I was talking with Darrell Johnsrud the other day about cloud computing, and he shared an insight about Platform as a Service (PaaS) that he had that I think is spot on. He said that the current services that the different cloud vendors are providing are very generic and cater to a wide array of problem domains. If you think about Amazon's, Google's, and Microsoft's services, they are very universal. Broadly speaking, you have data storage (SimpleDB, SQL Services), computational capacity (EC2, GAE, Azure Compute Services), storage (S3, GAE, and Azure Storage Service), queuing (SQS), service bus, workflow, access control (Microsoft's .NET Services), and others. All of these types of services are needed by many, many systems in various domains. The capabilities provided by these services are necessary for almost all enterprise caliber solutions.

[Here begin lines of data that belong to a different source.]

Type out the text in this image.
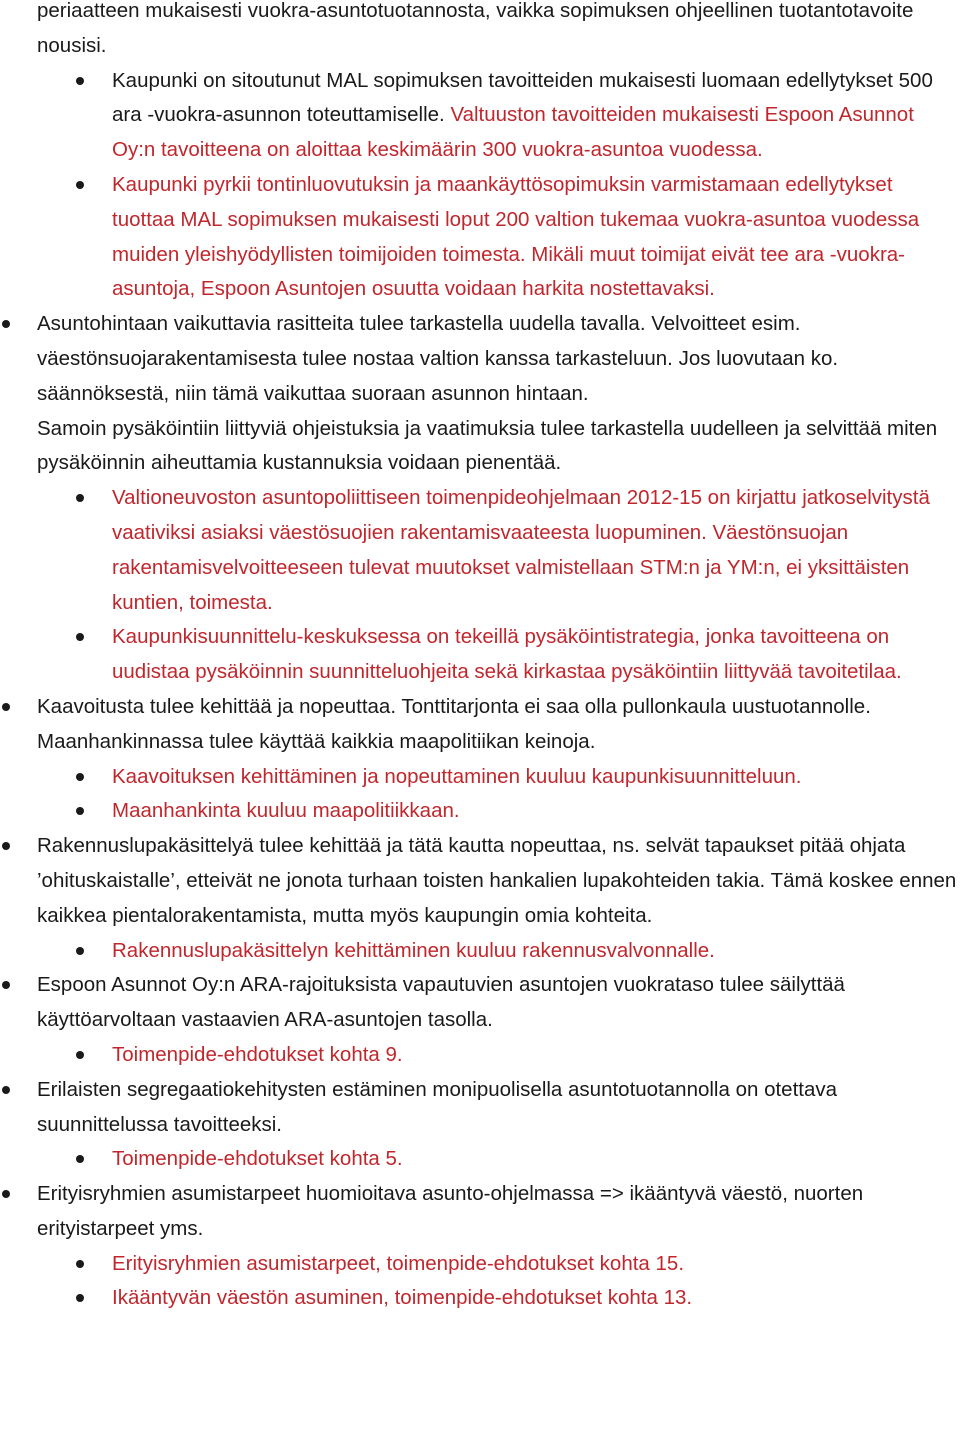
periaatteen mukaisesti vuokra-asuntotuotannosta, vaikka sopimuksen ohjeellinen tuotantotavoite nousisi.
Kaupunki on sitoutunut MAL sopimuksen tavoitteiden mukaisesti luomaan edellytykset 500 ara -vuokra-asunnon toteuttamiselle. Valtuuston tavoitteiden mukaisesti Espoon Asunnot Oy:n tavoitteena on aloittaa keskimäärin 300 vuokra-asuntoa vuodessa.
Kaupunki pyrkii tontinluovutuksin ja maankäyttösopimuksin varmistamaan edellytykset tuottaa MAL sopimuksen mukaisesti loput 200 valtion tukemaa vuokra-asuntoa vuodessa muiden yleishyödyllisten toimijoiden toimesta. Mikäli muut toimijat eivät tee ara -vuokra-asuntoja, Espoon Asuntojen osuutta voidaan harkita nostettavaksi.
Asuntohintaan vaikuttavia rasitteita tulee tarkastella uudella tavalla. Velvoitteet esim. väestönsuojarakentamisesta tulee nostaa valtion kanssa tarkasteluun. Jos luovutaan ko. säännöksestä, niin tämä vaikuttaa suoraan asunnon hintaan.
Samoin pysäköintiin liittyviä ohjeistuksia ja vaatimuksia tulee tarkastella uudelleen ja selvittää miten pysäköinnin aiheuttamia kustannuksia voidaan pienentää.
Valtioneuvoston asuntopoliittiseen toimenpideohjelmaan 2012-15 on kirjattu jatkoselvitystä vaativiksi asiaksi väestösuojien rakentamisvaateesta luopuminen. Väestönsuojan rakentamisvelvoitteeseen tulevat muutokset valmistellaan STM:n ja YM:n, ei yksittäisten kuntien, toimesta.
Kaupunkisuunnittelu-keskuksessa on tekeillä pysäköintistrategia, jonka tavoitteena on uudistaa pysäköinnin suunnitteluohjeita sekä kirkastaa pysäköintiin liittyvää tavoitetilaa.
Kaavoitusta tulee kehittää ja nopeuttaa. Tonttitarjonta ei saa olla pullonkaula uustuotannolle. Maanhankinnassa tulee käyttää kaikkia maapolitiikan keinoja.
Kaavoituksen kehittäminen ja nopeuttaminen kuuluu kaupunkisuunnitteluun.
Maanhankinta kuuluu maapolitiikkaan.
Rakennuslupakäsittelyä tulee kehittää ja tätä kautta nopeuttaa, ns. selvät tapaukset pitää ohjata ’ohituskaistalle’, etteivät ne jonota turhaan toisten hankalien lupakohteiden takia. Tämä koskee ennen kaikkea pientalorakentamista, mutta myös kaupungin omia kohteita.
Rakennuslupakäsittelyn kehittäminen kuuluu rakennusvalvonnalle.
Espoon Asunnot Oy:n ARA-rajoituksista vapautuvien asuntojen vuokrataso tulee säilyttää käyttöarvoltaan vastaavien ARA-asuntojen tasolla.
Toimenpide-ehdotukset kohta 9.
Erilaisten segregaatiokehitysten estäminen monipuolisella asuntotuotannolla on otettava suunnittelussa tavoitteeksi.
Toimenpide-ehdotukset kohta 5.
Erityisryhmien asumistarpeet huomioitava asunto-ohjelmassa => ikääntyvä väestö, nuorten erityistarpeet yms.
Erityisryhmien asumistarpeet, toimenpide-ehdotukset kohta 15.
Ikääntyvän väestön asuminen, toimenpide-ehdotukset kohta 13.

That said, however, the platform that you need to support the applications of specific domains are a lot more specialized. Yes, TV stations and financial institutions need data storage, compute capacity, and storage, but they also need low-level services that are specific to their business arena. For example, the platforms build to support TV stations and financial institutions will each include a transfer service. The platform that solves the problems of broadcasters will need to include such a service that transfers digital files (e.g., movie clips, audio files, teleprompter script documents, etc.). On the other hand, however, the transfer service included in any platform built to meet the needs of banks will move money from one account to another using various means (e.g., wire, ACH, etc.).
As cloud computing takes shape, I believe that companies will come along with specialized platform services like these transfer services to support the applications of specific domains, scale to Internet levels, and have a pay-per-use business model. Because of this, I think that it is important for practitioners to begin differentiating between these and the lower-level ones provided by cloud vendors. These base services are what constitutes Infrastructure as a Service (IaaS) and the market-specific ones form for a PaaS offering. Using this distinction, we can clearly say that services that cater to various domains are (in the cloud computing context) infrastructure services and those that support a wide array of applications tailored to meet the needs of a particular market are platform services. This specialization, Darrell said, and I agree, will naturally come about over time.